GA: Wenn Sie weit zurückblicken: Wie hätte der teure Baustopp denn verhindert werden können?

Tirosh: Heute glaube ich, dass die Stadt, die Sparkasse KölnBonn und Honua die Rechte von Arazim hätten akzeptieren sollen. Dann hätten wir bereits im Jahr 2008 eine intensive Auseinandersetzung führen können. Das wäre produktiv gewesen. Wir hätten zwar mit Honua Meinungsunterschiede gehabt, wären aber als Profis zu einem Ergebnis gekommen. Dann hätte das Projekt einen positiveren Verlauf genommen. Wir hatten ein derartiges Gespräch auch angeregt.

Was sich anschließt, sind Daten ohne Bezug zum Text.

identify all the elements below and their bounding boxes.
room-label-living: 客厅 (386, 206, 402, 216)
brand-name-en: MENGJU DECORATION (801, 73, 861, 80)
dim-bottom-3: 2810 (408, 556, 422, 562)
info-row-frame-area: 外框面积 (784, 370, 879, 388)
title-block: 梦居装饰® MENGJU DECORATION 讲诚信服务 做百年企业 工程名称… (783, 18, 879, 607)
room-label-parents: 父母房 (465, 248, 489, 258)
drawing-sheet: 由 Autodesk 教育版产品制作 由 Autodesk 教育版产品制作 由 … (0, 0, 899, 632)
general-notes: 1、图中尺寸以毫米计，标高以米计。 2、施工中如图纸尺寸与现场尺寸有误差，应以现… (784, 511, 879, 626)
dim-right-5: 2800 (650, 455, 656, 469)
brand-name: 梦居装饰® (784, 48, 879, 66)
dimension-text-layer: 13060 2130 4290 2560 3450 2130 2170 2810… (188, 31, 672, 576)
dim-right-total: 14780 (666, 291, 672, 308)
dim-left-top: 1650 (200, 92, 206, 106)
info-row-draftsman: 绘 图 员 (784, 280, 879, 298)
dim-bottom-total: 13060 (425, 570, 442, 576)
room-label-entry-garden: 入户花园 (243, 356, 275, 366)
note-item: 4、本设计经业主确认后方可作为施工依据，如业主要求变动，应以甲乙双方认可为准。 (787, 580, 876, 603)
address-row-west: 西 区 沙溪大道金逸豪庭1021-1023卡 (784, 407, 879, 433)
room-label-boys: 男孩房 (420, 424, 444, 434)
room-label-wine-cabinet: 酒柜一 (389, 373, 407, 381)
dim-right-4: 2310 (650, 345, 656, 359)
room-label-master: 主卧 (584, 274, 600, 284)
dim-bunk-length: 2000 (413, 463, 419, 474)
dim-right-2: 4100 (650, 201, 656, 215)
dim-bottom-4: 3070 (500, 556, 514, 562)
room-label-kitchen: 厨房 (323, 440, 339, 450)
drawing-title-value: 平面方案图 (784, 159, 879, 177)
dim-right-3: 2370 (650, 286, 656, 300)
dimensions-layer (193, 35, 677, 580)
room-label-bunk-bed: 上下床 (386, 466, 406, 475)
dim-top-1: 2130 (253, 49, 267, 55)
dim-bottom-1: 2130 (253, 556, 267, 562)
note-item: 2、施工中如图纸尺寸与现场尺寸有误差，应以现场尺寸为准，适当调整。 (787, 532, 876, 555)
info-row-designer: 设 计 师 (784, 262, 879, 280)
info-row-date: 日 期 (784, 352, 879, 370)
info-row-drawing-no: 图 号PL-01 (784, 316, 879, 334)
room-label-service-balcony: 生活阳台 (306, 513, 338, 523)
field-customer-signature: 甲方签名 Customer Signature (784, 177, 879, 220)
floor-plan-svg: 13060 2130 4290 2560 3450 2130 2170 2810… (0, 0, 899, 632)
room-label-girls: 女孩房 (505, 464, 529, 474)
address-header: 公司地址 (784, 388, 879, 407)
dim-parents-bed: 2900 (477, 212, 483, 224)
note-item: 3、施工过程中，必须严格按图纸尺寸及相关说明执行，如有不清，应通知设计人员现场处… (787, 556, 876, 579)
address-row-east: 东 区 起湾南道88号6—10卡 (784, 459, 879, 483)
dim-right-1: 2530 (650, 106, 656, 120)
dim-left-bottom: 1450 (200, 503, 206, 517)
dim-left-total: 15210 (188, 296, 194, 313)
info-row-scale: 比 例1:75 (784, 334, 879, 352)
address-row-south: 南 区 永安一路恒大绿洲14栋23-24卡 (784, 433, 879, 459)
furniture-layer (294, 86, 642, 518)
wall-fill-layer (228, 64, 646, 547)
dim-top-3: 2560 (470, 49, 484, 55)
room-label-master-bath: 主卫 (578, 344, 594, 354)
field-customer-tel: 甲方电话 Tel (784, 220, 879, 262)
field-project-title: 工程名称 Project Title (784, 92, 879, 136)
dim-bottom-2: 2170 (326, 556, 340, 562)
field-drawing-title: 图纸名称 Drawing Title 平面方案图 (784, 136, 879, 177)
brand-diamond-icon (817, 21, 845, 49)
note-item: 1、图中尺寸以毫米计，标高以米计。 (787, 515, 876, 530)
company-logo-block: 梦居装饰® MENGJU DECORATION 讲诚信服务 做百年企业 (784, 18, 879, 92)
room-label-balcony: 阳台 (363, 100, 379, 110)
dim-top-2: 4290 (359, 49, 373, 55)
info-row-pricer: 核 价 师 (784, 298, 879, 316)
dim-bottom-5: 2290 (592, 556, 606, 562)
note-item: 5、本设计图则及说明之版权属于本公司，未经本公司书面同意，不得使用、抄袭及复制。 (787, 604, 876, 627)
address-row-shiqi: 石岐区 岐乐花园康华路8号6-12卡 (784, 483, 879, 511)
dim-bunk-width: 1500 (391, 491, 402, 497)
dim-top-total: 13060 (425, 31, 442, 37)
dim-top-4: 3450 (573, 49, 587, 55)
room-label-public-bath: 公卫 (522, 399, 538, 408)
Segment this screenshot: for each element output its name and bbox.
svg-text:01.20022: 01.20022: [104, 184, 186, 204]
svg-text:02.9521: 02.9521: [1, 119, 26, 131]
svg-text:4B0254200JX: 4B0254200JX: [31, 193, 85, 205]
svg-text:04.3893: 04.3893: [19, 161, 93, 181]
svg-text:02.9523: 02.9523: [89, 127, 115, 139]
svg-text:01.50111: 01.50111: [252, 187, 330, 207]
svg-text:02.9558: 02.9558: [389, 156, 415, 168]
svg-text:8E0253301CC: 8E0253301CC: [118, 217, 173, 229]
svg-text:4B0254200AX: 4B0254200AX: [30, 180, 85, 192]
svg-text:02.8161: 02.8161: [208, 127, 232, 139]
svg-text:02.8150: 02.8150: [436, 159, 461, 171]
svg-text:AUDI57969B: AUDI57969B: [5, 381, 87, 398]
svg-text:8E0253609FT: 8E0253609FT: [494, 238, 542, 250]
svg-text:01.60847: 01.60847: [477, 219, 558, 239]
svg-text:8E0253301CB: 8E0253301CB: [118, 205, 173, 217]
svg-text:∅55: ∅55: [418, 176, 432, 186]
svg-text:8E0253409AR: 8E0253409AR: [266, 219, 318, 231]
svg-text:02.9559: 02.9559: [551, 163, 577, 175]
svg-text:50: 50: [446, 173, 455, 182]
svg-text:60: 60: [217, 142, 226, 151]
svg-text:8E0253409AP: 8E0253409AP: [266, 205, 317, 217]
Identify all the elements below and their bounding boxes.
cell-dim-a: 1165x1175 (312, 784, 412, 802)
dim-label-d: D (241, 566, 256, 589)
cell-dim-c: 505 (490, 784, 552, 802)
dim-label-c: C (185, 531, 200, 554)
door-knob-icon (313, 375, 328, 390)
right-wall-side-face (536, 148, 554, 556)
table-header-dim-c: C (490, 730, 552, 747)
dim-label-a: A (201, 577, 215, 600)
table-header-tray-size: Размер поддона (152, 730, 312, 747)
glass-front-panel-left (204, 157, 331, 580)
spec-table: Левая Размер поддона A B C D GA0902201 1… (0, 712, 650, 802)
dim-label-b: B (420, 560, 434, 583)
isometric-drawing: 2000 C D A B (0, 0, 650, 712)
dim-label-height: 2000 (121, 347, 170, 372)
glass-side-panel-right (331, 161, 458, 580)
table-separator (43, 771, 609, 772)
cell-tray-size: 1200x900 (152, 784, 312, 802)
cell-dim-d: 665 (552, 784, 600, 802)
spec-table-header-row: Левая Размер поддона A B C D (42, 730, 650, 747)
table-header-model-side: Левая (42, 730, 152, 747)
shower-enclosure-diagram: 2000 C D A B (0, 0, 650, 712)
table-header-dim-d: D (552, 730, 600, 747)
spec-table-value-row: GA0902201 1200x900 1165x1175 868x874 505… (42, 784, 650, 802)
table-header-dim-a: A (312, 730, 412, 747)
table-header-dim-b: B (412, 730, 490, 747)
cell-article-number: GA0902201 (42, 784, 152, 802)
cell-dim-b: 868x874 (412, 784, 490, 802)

Man hat aber Honua von uns regelrecht abgeschottet, als gäbe es uns gar nicht. Das war ein Fehler der Bonner Verwaltung und verschiedener Berater von Honua, die ja zugleich SMI Hyundai Corporation berieten. Inzwischen höre ich, dass man die Rechte von Arazim wieder in Abrede stellen möchte. Auch diesmal signalisieren wir Gesprächsbereitschaft.

Zur Person:

Zvi Tirosh wurde in Montevideo (Uruguay) geboren, ist 44 Jahre alt, Fachanwalt für Bau- und Architektenrecht in der Kanzlei Arnecke Siebold mit Sitz in Frankfurt am Main und vertritt die Firma Arazim. Der gebürtige Israeli spricht Hebräisch, Englisch, Spanisch und Deutsch und studierte von 1990 bis 1994 Rechtswissenschaft in Mannheim. Bis 2001 leitete er die Israelisch-Deutsche Industrie- und Handelskammer (AHK Israel) mit Sitz in Wiesbaden. Tirosh ist verheiratet und hat ein Kind.